NET HOLDING UP: The Internet is zipping right along, even with the increased traffic caused by the war in Iraq.
Any major event sends people scurrying to news Web sites, but the war hasn't created the same traffic levels that came after the Sept. 11, 2001, terrorist attacks or the space shuttle disaster, said Pete Allor, head of information technology and sharing analysis at Internet Security System in Atlanta.
A site that monitors the Internet, Keynote Systems in San Mateo, Calif., found that the Internet was operating normally with only a few exceptions. Those exceptions included two military sites that are available to the public (www.army.mil, www.usmc.mil) and some sites in Europe.
AL-RUWEISHID, Jordan -- Refugee officials say poverty, fear, ignorance and possibly intimidation are keeping people home, in contrast with the 1991 Persian Gulf War, when some 1.8-million Iraqis fled the country.
"I think everyone's breathing a sigh of relief," said Chris Lom, spokesman for the Geneva-based International Organization for Migration. "On the basis of the last Gulf War, I think everyone's surprised."
Aid officials planned for 600,000 people to flee the country in the initial stages of war, with about half going to Iran and the rest to Turkey, Saudi Arabia, Jordan and Syria.
But five days into the conflict, the only reported refugees are 14 people -- two families -- who fled coalition bombing of Mosul in northern Iraq and headed northwest into Syria on Sunday.
At many border crossings, more traffic is entering Iraq than leaving.

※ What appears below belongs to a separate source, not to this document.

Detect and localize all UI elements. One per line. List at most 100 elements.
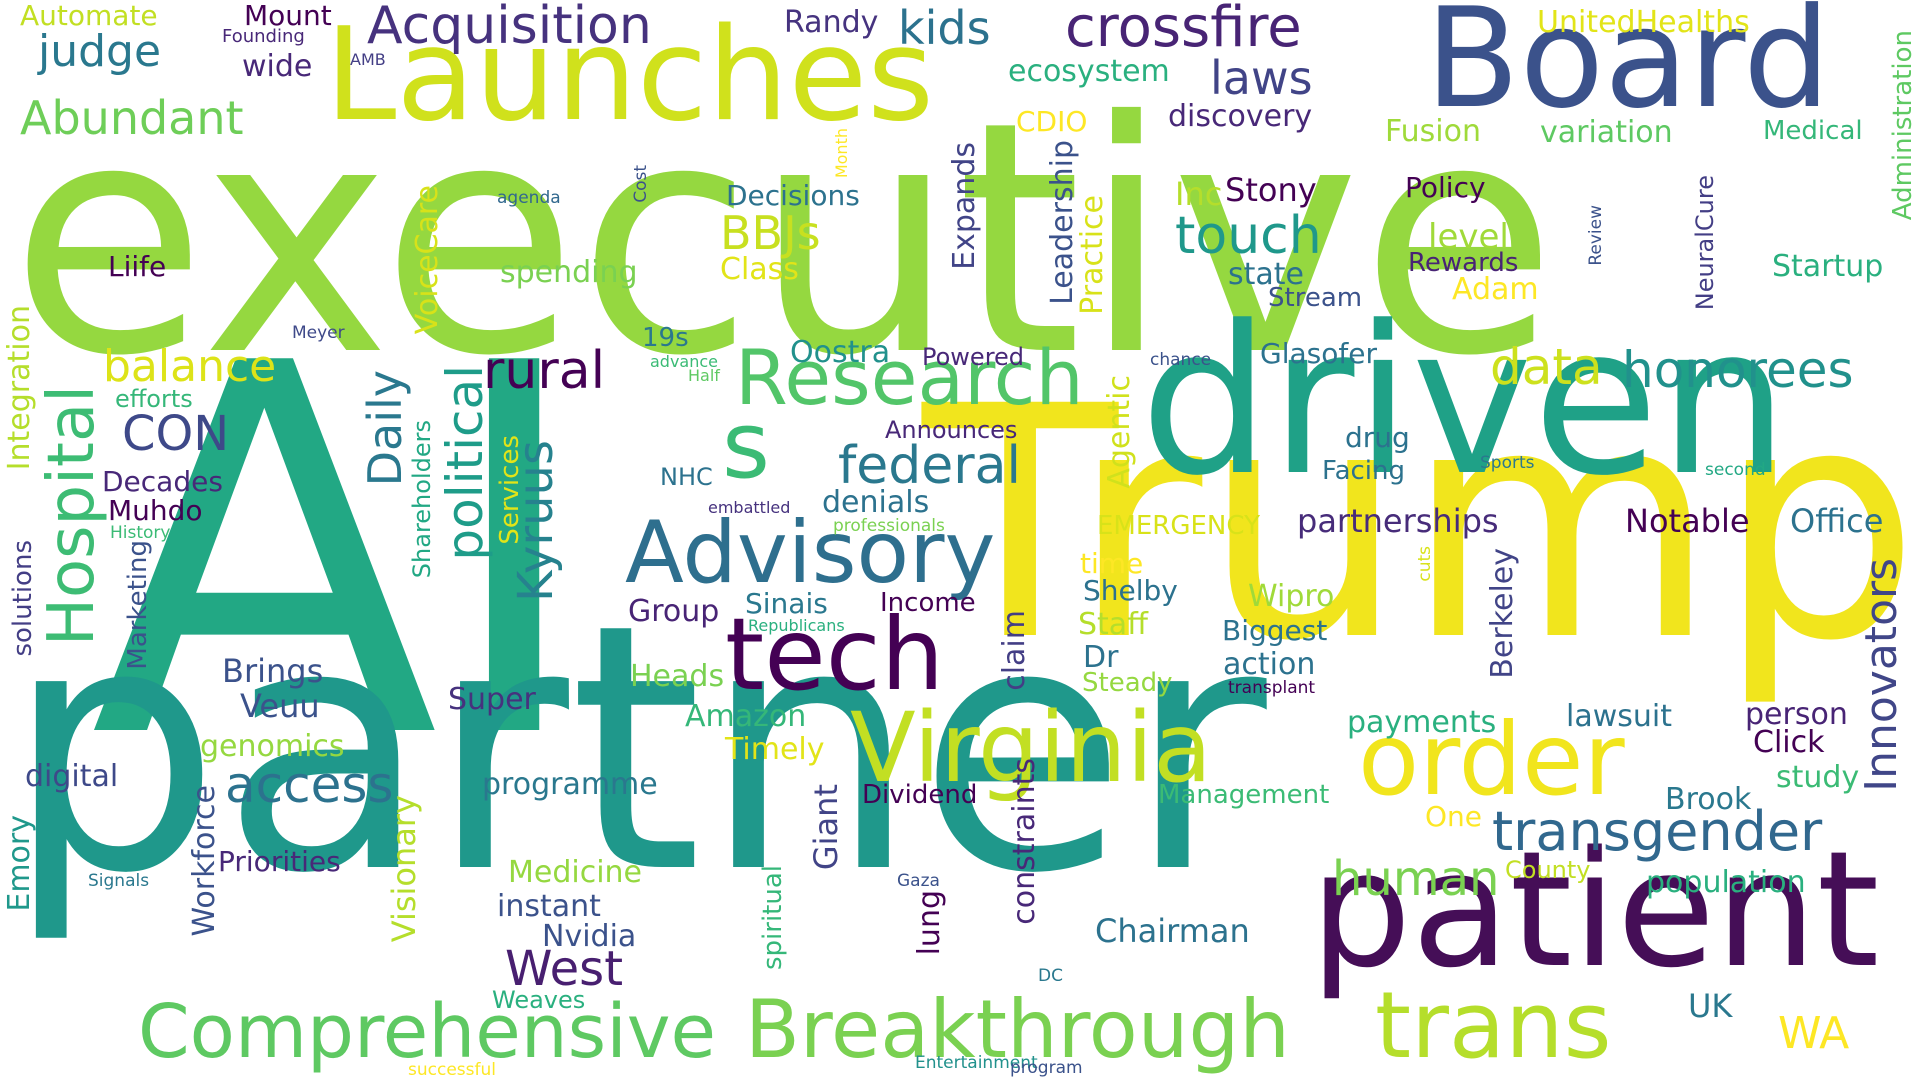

Dozens, perhaps hundreds, of Iraqis have returned from Jordan in recent days, saying they want to help their country repel the invading army.

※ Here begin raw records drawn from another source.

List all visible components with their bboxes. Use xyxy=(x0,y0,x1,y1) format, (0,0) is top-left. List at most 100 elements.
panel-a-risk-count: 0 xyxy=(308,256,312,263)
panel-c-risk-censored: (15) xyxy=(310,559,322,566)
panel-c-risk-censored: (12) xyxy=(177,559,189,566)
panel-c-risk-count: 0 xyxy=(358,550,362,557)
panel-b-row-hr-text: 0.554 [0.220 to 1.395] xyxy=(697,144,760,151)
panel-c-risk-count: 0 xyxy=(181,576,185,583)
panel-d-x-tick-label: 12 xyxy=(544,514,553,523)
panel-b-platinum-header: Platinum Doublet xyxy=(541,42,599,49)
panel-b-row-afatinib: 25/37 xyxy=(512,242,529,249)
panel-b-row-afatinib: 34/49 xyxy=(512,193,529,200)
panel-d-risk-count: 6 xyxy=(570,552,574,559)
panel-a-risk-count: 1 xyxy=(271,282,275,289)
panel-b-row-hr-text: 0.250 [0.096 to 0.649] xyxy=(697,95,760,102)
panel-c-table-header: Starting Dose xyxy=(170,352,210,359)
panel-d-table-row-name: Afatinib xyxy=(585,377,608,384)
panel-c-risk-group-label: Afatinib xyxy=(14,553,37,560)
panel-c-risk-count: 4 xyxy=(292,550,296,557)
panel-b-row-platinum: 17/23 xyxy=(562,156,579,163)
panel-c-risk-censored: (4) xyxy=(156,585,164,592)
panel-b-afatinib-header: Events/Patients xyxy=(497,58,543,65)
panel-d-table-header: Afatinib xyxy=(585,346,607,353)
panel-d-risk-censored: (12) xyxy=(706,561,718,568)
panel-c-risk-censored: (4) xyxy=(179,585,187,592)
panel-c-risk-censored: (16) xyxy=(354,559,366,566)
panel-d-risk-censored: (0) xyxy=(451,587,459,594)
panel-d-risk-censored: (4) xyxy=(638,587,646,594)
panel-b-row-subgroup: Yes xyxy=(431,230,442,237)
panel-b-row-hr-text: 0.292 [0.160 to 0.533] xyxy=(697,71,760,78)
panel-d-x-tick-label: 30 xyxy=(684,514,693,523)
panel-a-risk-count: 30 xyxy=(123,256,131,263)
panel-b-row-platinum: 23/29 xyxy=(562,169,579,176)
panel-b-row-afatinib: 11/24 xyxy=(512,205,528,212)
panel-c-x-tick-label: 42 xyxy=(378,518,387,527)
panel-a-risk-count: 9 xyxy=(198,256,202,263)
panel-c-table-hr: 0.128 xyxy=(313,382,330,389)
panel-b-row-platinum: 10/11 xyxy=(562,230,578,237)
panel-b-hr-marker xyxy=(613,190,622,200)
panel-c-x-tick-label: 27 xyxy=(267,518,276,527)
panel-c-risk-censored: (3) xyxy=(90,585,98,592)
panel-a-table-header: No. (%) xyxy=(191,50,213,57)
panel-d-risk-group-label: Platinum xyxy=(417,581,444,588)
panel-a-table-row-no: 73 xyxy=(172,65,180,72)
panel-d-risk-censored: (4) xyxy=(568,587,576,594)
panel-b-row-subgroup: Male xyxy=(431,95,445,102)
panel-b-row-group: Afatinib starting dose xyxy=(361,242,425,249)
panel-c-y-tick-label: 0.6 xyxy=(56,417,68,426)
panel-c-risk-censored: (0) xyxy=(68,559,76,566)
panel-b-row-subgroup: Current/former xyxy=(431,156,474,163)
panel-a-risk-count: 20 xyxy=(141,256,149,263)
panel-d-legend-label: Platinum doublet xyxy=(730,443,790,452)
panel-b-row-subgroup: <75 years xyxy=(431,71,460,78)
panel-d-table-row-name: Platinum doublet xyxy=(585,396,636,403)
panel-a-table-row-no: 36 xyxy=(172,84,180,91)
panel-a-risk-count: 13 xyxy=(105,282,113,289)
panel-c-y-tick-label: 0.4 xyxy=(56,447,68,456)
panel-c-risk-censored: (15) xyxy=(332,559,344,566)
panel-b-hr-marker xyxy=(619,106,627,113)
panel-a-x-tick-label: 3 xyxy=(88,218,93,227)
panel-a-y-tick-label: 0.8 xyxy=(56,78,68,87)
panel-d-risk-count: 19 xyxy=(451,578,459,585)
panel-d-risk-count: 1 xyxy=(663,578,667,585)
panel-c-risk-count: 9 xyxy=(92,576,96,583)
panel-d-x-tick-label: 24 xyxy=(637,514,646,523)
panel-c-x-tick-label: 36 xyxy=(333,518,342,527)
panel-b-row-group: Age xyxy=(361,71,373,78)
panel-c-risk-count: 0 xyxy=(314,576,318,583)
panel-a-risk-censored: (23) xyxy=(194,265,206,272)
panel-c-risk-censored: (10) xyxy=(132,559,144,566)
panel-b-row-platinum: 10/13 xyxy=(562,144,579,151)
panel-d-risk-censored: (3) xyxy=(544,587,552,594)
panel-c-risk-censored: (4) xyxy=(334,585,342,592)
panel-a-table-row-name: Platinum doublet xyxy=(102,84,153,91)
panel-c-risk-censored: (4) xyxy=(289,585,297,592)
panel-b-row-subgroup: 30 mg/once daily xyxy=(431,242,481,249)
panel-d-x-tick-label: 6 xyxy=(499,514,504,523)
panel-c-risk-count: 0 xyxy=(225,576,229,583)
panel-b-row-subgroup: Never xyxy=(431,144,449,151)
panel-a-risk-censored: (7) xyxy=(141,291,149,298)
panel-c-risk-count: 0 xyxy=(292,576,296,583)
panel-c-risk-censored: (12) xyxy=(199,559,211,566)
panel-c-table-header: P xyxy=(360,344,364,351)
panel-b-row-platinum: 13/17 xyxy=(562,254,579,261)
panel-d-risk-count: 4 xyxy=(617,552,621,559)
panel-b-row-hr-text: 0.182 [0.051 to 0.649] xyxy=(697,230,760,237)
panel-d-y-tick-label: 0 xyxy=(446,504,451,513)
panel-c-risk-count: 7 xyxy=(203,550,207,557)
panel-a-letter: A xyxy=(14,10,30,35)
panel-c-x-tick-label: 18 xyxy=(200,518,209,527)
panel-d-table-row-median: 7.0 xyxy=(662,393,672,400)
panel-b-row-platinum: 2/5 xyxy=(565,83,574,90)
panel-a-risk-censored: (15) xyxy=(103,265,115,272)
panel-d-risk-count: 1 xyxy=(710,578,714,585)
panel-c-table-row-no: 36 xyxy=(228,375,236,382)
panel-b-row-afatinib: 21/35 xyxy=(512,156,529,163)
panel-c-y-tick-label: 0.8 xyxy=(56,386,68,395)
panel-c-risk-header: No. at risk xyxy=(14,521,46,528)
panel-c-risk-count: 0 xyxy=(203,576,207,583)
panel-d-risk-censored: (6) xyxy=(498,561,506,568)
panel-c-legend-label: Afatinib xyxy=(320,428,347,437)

SAN FRANCISCO -- A lot about reporter Carl Nolte's latest assignment feels familiar.
He is covering a war in the Persian Gulf for the San Francisco Chronicle, just as he did in 1991, traveling this time with an Army infantry unit in which he once served as a soldier. But that was 46 years ago.
At 69, Nolte may be the oldest journalist to go into combat with U.S. troops in the Middle East.
It's hard to know for certain whether any of the other 600 civilian reporters and photographers on the war's front lines are older. The government says it didn't gather the birth dates of the journalists "embedded" with the troops.
ABC-TV's Ted Koppel, perhaps the most prominent of the experienced reporters traveling with the military, is 63.
AMMAN, Jordan -- Jeremy Levin, once held hostage in Lebanon by Muslim extremists, is now a Christian peace activist.
Now he hopes to bear witness in Baghdad. Levin, 71, was a CNN television producer when he was held captive by Lebanese militants in 1984-85. Now, he heads a group of Christian Peacemaker Team members, eight Americans and one Briton, who are planning to join 20 fellow antiwar activists already in Baghdad.
His group, including his wife, Sis, 71, received entry visas from the Iraqi Embassy in Amman on Monday and planned to set out for the Iraqi border today.